2010/05/21

Sociedade instantânea

Uma instituição milenar como a Igreja Católica compreende bem que há tempo para além do nosso tempo

Tenho defendido que os principais problemas do país são um sistema de justiça anedótico, leis e regulamentos perfeitos para sabotar uma vida normal em sociedade, e também o peso mastodôntico do Estado. Receio agora ter de acrescentar mais um: o facto de não se dar tempo ao tempo. “Devagar, que temos pressa.”

Vivemos num mundo que aspira a ser instantâneo, movido por acções de efeito imediato. Desesperados com as contrariedades, perdemos a persistência junto com a paciência. Concentramo-nos no presente, no território próximo, nas pessoas conhecidas. Daniel Innerarity esta semana em Serralves, numa convergência (aparentemente sem que ele se tivesse apercebido disso) com a visão do mundo de Bento XVI, referia o “triunfo das insignificâncias”, a “tirania do presente”, a “expropriação do futuro” que fazemos às gerações vindouras na ausência de quem as defenda. Sugeria ele então uma “colectivização intergeracional do tempo”, estendendo a atenção do nosso próximo (no sentido bíblico) também ao “nosso longínquo”. Uma instituição milenar como a Igreja Católica compreende bem que há tempo para além do nosso tempo.

Não podia este tema vir mais a propósito da situação de Portugal. Perante um Executivo moribundo, devemos ter a prudência de recusar um amanhã que hipoteque o depois de amanhã. Há um tempo para ajudar o Governo e um tempo para substituir o Governo. Cada coisa a seu tempo. Os efeitos de curto prazo nos mercados internacionais, perante um sufoco de tesouraria do país, recomendam até um aumento de impostos. Por uma vez, acredito nos especialistas. Mas não me vou esquecer de lhes lembrar que esse aumento é temporário porque temos pressa do futuro que ainda não houve tempo de construir. Deixemos a tempestade financeira acalmar. Vai ser aí que o Governo termina o seu tempo.

(publicado no JN de 2010/05/20)

2010/05/07

O Mistério da Couve Desperdiçada

Mesmo sem esperar por alterações às regras dos apoios sociais, as juntas de freguesia saberiam cativar com prémios não financeiros quem pegar na sachola

Faltam programas de utilização sistemática dos solos disponíveis para fins agrícolas nos centros urbanos. Algo que faça sentido dos pontos de vista económico, ambiental e, importantíssimo, da integração social. Este último aspecto é até o que mais impacto poderia ter. Que melhor opção existe para dar trabalho a quem não tem outras alternativas devido à idade, a falta de formação, ou a escassez de empregos?

Basta consultar imagens de satélite para se constatar a impressionante mancha verde no interior de inúmeros quarteirões actualmente pouco cuidados.
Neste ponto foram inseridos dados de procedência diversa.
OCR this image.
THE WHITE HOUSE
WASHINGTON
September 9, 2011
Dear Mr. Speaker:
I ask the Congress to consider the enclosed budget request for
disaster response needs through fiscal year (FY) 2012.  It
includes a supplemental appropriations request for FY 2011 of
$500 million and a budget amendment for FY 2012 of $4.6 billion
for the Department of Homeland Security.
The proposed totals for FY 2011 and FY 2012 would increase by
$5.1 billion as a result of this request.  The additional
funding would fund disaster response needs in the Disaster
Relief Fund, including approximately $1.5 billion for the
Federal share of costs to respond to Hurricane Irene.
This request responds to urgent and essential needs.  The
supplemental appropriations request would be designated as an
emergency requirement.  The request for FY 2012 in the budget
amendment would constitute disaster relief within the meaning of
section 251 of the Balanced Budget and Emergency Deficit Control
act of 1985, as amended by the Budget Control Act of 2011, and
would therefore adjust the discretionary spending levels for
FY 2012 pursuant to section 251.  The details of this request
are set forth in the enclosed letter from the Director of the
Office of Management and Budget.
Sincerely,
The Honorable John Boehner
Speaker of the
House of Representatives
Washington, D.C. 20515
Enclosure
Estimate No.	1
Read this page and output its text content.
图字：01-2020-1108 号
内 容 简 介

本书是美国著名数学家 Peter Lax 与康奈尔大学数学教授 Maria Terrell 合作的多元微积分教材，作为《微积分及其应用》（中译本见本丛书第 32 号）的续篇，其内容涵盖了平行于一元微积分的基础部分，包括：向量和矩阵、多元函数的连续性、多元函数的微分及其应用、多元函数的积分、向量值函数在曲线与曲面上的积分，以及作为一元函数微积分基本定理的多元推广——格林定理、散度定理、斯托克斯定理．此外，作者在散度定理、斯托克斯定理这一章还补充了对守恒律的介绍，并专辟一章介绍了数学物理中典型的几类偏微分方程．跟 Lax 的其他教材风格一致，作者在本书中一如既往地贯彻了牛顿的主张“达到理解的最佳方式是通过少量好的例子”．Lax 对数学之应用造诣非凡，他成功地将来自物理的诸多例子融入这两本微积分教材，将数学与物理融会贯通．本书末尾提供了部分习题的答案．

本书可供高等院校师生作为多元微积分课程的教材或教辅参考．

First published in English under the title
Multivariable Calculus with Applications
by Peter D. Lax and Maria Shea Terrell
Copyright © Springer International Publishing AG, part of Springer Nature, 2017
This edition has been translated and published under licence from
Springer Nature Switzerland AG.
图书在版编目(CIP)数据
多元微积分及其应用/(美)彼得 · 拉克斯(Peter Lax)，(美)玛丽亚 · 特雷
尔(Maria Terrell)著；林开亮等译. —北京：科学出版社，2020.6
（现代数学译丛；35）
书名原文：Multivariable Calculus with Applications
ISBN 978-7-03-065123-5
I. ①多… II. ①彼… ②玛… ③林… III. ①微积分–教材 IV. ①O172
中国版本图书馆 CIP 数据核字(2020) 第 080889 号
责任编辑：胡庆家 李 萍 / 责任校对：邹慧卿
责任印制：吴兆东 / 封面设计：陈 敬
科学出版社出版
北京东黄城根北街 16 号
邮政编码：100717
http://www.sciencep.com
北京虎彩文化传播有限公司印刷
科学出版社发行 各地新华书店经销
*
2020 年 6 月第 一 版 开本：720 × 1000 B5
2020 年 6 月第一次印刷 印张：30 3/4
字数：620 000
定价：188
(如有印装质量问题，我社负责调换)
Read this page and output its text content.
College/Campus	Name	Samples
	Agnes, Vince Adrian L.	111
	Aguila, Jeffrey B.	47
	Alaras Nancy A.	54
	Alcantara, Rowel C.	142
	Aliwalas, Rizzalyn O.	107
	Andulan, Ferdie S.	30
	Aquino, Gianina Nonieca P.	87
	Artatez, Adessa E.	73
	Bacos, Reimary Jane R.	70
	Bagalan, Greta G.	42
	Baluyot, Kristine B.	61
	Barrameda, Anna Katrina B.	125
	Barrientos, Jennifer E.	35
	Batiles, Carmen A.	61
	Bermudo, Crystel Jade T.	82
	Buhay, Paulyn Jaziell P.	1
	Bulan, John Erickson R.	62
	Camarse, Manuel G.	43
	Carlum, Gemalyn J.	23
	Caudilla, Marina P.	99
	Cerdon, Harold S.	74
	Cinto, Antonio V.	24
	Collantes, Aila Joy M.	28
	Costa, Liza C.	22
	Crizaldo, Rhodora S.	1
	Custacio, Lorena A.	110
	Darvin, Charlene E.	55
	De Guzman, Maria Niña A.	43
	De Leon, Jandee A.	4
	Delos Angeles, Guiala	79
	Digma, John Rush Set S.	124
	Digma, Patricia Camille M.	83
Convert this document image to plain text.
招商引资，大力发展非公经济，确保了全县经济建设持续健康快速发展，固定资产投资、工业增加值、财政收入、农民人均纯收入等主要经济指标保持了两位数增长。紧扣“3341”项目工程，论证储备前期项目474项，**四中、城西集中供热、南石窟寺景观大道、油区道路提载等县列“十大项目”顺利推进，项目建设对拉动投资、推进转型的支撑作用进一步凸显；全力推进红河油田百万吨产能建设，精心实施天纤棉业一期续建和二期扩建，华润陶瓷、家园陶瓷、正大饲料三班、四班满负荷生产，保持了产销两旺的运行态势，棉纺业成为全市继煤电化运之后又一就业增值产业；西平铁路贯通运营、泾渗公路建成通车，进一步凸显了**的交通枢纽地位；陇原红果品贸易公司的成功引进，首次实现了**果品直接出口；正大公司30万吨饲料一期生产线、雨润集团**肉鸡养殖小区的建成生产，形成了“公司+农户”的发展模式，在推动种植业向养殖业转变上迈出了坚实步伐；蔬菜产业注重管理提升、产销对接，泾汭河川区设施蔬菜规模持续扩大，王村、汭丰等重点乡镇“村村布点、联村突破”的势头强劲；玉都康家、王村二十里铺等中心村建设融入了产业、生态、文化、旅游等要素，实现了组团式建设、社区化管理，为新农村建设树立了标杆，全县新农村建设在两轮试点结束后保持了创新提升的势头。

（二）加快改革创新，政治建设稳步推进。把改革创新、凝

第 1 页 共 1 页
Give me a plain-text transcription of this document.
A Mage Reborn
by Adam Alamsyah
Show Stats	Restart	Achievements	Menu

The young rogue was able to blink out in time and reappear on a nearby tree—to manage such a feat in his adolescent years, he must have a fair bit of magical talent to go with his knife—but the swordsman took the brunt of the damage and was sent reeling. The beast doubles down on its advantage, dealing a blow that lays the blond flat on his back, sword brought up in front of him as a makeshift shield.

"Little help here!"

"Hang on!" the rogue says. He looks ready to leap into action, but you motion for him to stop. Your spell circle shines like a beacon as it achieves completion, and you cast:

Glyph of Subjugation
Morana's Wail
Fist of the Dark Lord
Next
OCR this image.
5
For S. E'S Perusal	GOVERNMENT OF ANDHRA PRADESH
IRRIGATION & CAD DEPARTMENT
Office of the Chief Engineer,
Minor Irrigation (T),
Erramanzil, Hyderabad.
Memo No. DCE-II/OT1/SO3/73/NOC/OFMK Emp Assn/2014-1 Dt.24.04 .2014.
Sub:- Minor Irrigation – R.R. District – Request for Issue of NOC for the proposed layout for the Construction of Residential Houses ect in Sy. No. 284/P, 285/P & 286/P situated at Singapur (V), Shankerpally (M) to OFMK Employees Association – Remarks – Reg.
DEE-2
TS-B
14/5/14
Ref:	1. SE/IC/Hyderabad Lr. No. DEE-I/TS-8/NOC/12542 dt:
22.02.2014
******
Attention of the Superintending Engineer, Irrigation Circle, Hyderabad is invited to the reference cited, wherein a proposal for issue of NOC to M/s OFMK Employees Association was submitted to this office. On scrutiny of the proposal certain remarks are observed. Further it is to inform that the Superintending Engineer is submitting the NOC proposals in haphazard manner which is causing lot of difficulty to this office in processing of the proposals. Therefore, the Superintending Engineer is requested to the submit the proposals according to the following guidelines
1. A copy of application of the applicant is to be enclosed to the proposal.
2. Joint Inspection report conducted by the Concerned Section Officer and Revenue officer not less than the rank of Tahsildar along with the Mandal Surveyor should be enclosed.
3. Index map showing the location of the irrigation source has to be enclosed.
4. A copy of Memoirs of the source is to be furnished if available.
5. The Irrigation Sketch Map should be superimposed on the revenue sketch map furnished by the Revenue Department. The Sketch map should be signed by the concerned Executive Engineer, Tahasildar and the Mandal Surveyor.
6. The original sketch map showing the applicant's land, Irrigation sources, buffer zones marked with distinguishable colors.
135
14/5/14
E, no caso do Porto, tanta água que sabemos correr em ribeiras no subsolo! Mas, ao calcorrear essas ruas das cidades, encontra-se gente resignada a uma vida dependente do Rendimento Social de Inserção que, mole, nem trata da terra que tem atrás de casa nem faz manutenção aos edifícios – não se decide a ser útil.

É tarefa espinhosa convencer alguém a trabalhar se não tiver incentivos para tal. Mas, mesmo sem esperar por alterações às regras dos apoios sociais, as juntas de freguesia saberiam cativar com prémios não financeiros quem pegar na sachola (além da óbvia retribuição em produtos agrícolas). Apesar de eventuais boas intenções da Administração Pública, é aflitivo ver como se desperdiçam oportunidades simples que estão ao nosso alcance. Envolvam-se autarquias, IPSS, mercados tradicionais e cadeias de abastecimento dos supermercados de proximidade. Reunam-se competências dispersas para conseguir lançar explorações de agricultura urbana em pequena escala em conjunto com os proprietários dos muitos terrenos escondidos (ou nem por isso) no interior das cidades. Tentemos resolver problema a problema, sem adiarmos até que apareça uma qualquer duvidosa Grande Estratégia. Esta agricultura também é uma “indústria criativa”.